Lessons Learned From Chief Customer Officers
October 14, 2007 1 Comment
I just published a report called the “The Chief Customer/Experience Officer Playbook.” To research the report, I interviewed executives with responsibility for customer experience that cut across normal product and/or channel boundaries (we call them Chief Customer/Experience Officers or CC/EOs) from several different organizations including Air Transat, Alaska Air Group, Bank of America, Bombardier, the California State Automobile Association, Century Furniture, the Colorado Rockies, and Symantec. In addition, I spoke with Jeanne Bliss, author of the book Chief Customer Officer: Getting Past Lip Service to Passionate Action.
The research identified five categories of things that CC/EOs should do:
- Make sure that you’ve got the right environment.
- Prepare to take on a broad change agenda.
- Establish a strong operating structure.

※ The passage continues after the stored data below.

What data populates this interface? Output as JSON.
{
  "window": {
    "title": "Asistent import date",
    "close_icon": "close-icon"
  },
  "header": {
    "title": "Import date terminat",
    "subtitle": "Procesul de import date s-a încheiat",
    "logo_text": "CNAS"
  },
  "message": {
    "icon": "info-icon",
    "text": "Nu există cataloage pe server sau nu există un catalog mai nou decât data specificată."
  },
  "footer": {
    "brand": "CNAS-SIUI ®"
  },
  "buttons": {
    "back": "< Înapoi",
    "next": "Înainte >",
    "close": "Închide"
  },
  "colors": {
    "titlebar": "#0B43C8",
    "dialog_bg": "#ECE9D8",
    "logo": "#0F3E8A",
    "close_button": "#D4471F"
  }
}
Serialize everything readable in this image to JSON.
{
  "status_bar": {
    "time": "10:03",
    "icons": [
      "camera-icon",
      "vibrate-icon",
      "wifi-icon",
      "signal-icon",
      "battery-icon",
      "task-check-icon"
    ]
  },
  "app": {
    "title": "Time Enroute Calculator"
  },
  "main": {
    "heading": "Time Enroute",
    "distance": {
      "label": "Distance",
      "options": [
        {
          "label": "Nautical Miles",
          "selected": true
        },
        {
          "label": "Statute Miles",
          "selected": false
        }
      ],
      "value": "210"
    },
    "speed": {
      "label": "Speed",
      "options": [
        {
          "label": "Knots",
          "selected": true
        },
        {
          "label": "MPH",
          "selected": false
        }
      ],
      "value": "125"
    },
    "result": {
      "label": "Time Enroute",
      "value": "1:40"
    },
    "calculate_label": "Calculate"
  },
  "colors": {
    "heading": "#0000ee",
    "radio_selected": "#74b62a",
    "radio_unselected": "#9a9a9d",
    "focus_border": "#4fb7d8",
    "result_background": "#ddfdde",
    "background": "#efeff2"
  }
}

- Kick off high-priority activities.
- Look ahead to the future.
The report goes into much more detail for each of these items. While I can’t share the whole report in my blog (that’s reserved for Forrester clients), I did want to share some of the most interesting quotes from the CC/EOs:
- “It takes massive support from senior management. This role can destruct careers.”
- “What’s more important, but less tactical and takes longer, is the realization that customer experience is culture. It’s the mindset of our associates and their empowerment. Not stuff, but attitudinal. We’ve recognized that this is a journey.”
- “Each of the groups in our company already had some customer experience efforts, so I wanted to make sure that they were on board and not threatened. I needed to talk to each of those groups individually. It’s an ongoing issue – and it’s an ongoing effort for me.”
- “We focus on employees first. Happy employees make a happy customer. They were very skeptical – so much of our communication is internally driven. We need to support the hell out of them.”
- “I do a read out to the leadership team every month and tell them my perspectives on how we’re doing (fact-based); a no-holds-barred discussion. No attempt to keep any of that stuff under the rug.”
- “Customers want one relationship with us and we’ve given them about 10. Our data sources and systems are isolated; the organizations are isolated. We’re trying to break down the silos.”
- “We’re changing metrics in the call center to eliminate focus on average talk time.”
- “If I did it over again, I would have focused earlier on consolidating our customer listening posts and voice of the customer efforts. We now look at the perception of reliability, not the actual reliability.”
- “We’re looking for line of site between our initiatives and NPS, which is a lagging indicator. We’ve worked on projects that have taken three quarters to improve the NPS.”
The bottom line: CC/EOs shouldn’t “own” customer experience, but they can really help support the organizational transformation required to improve it.